Travis and I realized very soon after buying our home that we have different designs styles. I think it was something we always knew, but he always had his own space and I had mine and we decorated them as we saw fit. Once we moved into our rented home together, even then we didn’t really experience design differences. We didn’t paint or buy any furniture since we knew it would be temporary. We simply combined the furniture we had from our respective apartments and just made it work.
Buying a home was an entirely different ball game where we bought furniture together and completely designed how each room would feel and how it would look… together. This took a bit of trial and error and really putting each of our prides aside, listening to each other, and compromising. We learned more about each other and learned how to hone our communication skills with our design intentions and how we approached each other.
How the design process usually works in our relationship is I (Chelsea) will have an initial vision of what I think the room should look like and then I make the same mistake every time. The mistake I make is I try and describe the vision to Travis with words, rather than visuals, and my point doesn’t always get through. Since then, I have three-dimensionally modeled my vision or created a mood board to show him what I am envisioning. Based on this visual, he gives his honest input of what he likes and doesn't like in the design and we go from there.
Now, to give you a bit of background about Travis. Some significant others let their partner have free reign to design the home in whatever way he/she/they see fit. Travis is not one of these people, and I’m thankful he’s not. Would it be easier if he let me have free reign to design our home in whatever way I wanted, yes. Does it make our home feel like a home for both of us if our ideas are both implemented in the design, absolutely. I want our home to feel great for both of us and to reflect both of us. I've learned that I need to present options to him and he then gives his opinion on each option.
Travis needs a starting point for design. He needs a baseline, which is usually my initial design vision, to either describe what he likes or doesn’t like about the vision and we work from there. We work together until we are both happy with where the design is going. There are compromises and areas where we are both pushed outside of our comfort zone to accommodate the other and that’s how our home design is growing and evolving.
Travis’ Design Style
Dark wood tones
Rustic, but not kitschy
Chelsea’s Design Style
Isn’t afraid of a little color
Balance of light and dark
I understand not everyone has the ability or means to three-dimensionally model what they are thinking, but there are other ways of how you can effectively communicate your vision and get your partners' input.
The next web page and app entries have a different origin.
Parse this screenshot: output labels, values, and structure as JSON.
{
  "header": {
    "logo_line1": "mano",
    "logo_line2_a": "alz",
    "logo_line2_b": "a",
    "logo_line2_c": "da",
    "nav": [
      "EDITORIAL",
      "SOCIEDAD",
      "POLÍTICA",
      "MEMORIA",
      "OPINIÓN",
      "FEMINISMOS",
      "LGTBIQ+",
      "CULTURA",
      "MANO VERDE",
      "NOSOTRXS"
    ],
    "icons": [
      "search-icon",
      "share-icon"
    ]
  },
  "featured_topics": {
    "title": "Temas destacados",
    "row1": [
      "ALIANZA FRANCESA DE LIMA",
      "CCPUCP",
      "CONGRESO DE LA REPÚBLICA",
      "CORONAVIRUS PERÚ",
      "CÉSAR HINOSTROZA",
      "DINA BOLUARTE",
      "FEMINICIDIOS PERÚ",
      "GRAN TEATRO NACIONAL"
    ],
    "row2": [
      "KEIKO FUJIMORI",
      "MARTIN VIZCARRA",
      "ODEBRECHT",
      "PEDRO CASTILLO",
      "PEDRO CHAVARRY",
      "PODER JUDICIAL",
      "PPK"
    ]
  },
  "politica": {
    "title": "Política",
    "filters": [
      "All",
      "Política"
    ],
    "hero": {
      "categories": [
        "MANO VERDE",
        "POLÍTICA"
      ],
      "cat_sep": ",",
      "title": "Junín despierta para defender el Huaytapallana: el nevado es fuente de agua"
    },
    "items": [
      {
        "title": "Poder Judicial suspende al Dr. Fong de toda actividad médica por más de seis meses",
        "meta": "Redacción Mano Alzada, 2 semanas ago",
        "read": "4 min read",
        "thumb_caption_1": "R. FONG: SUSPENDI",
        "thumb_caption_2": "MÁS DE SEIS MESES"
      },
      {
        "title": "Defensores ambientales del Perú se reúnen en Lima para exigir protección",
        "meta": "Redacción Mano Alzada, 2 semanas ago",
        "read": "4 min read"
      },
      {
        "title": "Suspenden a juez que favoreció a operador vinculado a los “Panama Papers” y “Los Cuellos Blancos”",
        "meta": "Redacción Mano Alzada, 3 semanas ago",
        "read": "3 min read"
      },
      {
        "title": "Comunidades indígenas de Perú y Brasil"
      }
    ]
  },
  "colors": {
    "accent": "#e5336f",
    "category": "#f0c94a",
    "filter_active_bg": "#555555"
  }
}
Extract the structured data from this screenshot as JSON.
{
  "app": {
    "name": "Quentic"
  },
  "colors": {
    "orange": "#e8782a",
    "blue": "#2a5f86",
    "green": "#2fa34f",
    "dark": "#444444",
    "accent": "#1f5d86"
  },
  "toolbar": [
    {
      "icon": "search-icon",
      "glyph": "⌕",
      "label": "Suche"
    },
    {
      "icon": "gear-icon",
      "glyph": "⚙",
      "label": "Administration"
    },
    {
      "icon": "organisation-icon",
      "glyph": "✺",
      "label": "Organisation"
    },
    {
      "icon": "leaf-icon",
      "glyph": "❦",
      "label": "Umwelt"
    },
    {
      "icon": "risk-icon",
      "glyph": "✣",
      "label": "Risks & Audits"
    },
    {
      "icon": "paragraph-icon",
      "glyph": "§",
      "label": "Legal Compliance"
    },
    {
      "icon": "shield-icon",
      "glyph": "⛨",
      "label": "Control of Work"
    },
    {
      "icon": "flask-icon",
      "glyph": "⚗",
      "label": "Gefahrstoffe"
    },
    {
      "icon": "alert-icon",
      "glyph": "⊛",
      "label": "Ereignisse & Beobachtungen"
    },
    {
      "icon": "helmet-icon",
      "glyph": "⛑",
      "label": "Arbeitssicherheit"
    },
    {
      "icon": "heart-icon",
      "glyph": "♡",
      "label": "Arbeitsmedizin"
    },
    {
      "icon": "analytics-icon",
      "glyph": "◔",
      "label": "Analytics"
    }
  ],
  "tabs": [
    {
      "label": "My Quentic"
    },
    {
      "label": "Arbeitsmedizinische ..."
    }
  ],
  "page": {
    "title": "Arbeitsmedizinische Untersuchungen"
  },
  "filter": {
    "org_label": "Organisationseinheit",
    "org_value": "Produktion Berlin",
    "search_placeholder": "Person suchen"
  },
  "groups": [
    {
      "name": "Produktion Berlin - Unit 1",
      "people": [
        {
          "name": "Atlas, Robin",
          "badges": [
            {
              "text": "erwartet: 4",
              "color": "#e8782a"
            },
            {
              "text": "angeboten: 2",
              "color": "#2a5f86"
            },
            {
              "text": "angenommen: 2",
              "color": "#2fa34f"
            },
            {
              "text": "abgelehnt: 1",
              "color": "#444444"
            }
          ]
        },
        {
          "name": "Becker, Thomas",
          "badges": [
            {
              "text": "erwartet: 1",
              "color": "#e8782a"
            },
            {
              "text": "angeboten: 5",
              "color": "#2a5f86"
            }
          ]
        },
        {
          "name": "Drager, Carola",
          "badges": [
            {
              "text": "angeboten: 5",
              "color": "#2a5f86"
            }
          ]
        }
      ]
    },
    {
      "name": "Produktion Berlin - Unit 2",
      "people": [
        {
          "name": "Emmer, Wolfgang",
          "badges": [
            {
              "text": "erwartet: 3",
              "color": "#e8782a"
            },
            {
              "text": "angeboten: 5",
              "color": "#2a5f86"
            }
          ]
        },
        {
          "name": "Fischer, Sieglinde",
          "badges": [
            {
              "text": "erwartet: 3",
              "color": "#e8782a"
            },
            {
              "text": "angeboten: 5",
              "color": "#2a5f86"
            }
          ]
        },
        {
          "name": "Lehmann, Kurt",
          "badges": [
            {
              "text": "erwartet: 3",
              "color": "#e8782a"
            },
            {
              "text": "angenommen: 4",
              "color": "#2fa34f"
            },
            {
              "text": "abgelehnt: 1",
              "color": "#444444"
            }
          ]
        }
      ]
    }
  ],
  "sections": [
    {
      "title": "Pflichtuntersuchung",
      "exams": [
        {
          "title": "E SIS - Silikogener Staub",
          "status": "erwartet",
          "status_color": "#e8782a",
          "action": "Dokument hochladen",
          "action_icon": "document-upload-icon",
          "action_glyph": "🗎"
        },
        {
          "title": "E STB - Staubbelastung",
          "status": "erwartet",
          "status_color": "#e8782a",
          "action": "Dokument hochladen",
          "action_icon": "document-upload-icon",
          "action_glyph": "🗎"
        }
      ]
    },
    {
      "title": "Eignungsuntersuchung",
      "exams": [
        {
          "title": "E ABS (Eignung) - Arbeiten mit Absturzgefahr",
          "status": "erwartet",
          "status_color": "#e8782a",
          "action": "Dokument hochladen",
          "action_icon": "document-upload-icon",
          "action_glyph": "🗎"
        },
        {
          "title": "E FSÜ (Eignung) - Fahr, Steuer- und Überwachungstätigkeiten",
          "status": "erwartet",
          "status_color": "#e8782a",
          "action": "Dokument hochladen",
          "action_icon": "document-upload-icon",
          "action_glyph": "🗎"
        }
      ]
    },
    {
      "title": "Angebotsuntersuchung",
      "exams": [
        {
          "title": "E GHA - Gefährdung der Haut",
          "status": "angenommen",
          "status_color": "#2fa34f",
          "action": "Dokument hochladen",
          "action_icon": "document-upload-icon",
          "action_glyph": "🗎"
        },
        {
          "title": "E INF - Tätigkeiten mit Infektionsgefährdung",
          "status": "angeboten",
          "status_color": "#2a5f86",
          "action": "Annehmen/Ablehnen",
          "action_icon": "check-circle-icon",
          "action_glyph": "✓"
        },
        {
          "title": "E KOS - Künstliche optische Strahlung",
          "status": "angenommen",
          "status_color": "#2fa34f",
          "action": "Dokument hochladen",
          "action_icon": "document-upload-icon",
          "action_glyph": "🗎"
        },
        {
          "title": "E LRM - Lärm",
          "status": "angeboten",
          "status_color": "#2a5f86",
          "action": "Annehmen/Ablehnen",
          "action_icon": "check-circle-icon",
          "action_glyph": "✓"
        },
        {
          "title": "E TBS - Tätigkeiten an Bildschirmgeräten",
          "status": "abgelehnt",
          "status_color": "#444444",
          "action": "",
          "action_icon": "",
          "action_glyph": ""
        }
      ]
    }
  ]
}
Some Helpful Ideas if Your Partner and You Have Different Design Styles
1. Don’t Overload Your Partner with Too Many Options
If you are the ‘decorator’ in the relationship and want your partners’ opinion, try not to overload them with too many ideas or options. I’ve learned first hand that this can lead to frustration and indifference which is not the goal. Present maybe 2 or 3 options and go from there.
Also, when your partner gives their opinion on options you present to them, listen and absorb what they are saying rather than discarding it or diminishing their opinion. There are opinions that Travis has had about options I’ve presented to him that I was disappointed with at the time, but his opinions helped make the design better in the long run.
2. Combine These Styles in Your Home - Compromise
This is another one that I've struggled with. Sometimes, I think I know best when it comes to design and Travis' style isn't incorporated in the way that it should be. I've learned to compromise. There is going to be some push and pull needed to reflect both of your styles in your home, but it is doable. Have your significant other pick a small piece of furniture or décor that they like and then swap by you picking a small piece. Yeah, but what if these two pieces don't go together? That's ok. They are small reflections of you both that can subtly be placed in your home that showcases both of your styles.
3. Decide on the Big Pieces First… Together - Sofas, Tables, Chairs, etc.
Figure out what functions the foundation pieces of your home need to have. Does your sofa need to seat just two people or does it need to accommodate a family of 5? Does the sofa fabric need to accommodate pets? Do you want to be able to clean under the sofa, or do you want it low to the ground? How many people does your dining room table need to seat? Is your room more rectangular or square? Can it accommodate a circular, square or rectangular table? Your home and your lifestyle will inform some of these design decisions, so focus on those first. Most importantly, make these big piece decisions together! This is where you both may need to budge a little bit in one way or another. Also remember, the big pieces don't need to be decided on in one day. If you both begin to get frustrated, take a break and come back to these decisions later (I'm not a licensed counselor, just someone with experience.